First-degree relatives were associated with gastric cancer with 1.5-fold in this study. Previous case-control studies suggest that family history increases gastric cancer with 1.5- to 3.5-fold [28]. Our results that gastric cancer was positively related to age with a dose-dependent pattern, are similar to many previous studies. Past and current smoker was also associated with 1.2- and 1.5-fold, respectively. This result is similar to that in a Japanese case-control study [29]. Frequent drinking was also positively associated with gastric cancer in this study. It’s similar to a previous meta-analysis that the pooled RR is 1.20 for heavy drinkers compared with nondrinkers [30].
This study has considerable strengths. First, we used a large data, and the large size allowed us to investigate the sex-specific effects of HDL-C and hyperglycemia on gastric cancer. Second, we evaluated stage-specific effect of HDL-C on gastric cancer for the first time. Last, the quality of demographic and laboratory data is high because we used subjects who underwent both gastric cancer screening and general health examinations. Nevertheless, this study has several limitations. First, we did not consider Helicobacter pylori (H. pylori) and dietary factors. However, previous small studies considering H. pylori and metabolic factors [17,18] showed that the effect of HDL-C and hyperglycemia on overall gastric cancer was similar to the results in the current study. Dietary factors, such as high salt and low fruit consumption, have a moderate association with gastric cancer.
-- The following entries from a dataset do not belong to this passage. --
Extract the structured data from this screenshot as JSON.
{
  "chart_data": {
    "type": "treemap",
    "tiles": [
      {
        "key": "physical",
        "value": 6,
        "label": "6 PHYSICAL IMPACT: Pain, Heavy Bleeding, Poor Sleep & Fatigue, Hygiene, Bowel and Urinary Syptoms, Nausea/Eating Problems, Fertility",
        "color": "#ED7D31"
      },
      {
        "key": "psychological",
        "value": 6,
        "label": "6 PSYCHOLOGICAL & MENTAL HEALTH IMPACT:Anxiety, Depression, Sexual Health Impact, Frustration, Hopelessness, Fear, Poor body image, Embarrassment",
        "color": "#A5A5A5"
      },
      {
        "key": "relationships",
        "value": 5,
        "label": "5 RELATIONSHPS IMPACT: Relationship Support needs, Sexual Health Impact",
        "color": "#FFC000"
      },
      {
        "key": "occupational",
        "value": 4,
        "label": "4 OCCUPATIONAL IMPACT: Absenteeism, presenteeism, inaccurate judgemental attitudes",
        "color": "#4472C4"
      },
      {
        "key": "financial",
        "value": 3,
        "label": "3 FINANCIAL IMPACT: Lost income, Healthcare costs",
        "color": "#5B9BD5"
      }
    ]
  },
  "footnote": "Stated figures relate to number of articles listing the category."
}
Second, this study did not consider potential factors affecting metabolism; use of lipid lowering agents, type of medication in patients with diabetes mellitus, and duration of metabolic disease. Third, further analysis using different definition of HDL-C, for examples three categories (low, moderate, high) may strengthen the inverse association between HDL-C and gastric cancer. Last, this is a cross-sectional study and therefore this study cannot provide the causality. A large population-based cohort study is needed to estimate the causal effect of HDL-C on the risk of gastric cancer.
In conclusion, low HDL-C and hyperglycemia were associated with gastric cancer in a large population-based study. In sex-specific analysis, low serum HDL-C and hyperglycemia were constantly associated with gastric cancer regardless of sex and stage. The constant positive relationship of low HDL-C with gastric cancer suggests that it needs to be considered as a risk factor. Further studies are needed to investigate the modulating effect of low HDL-C on gastric cancer development.
Supplementary Material
Acknowledgements
This work was supported by the National R&D Program for Cancer Control, Ministry of Health & Welfare, Republic of Korea (1631100) and the National Research Foundation, Republic of Korea (NRF-2015R1D1A1A01059219). The funders had no role in the design and conduct of the study; collection, management, analysis, and interpretation of the data; preparation, review, or approval of the manuscript.
Notes
No potential conflict of interest relevant to this article was reported.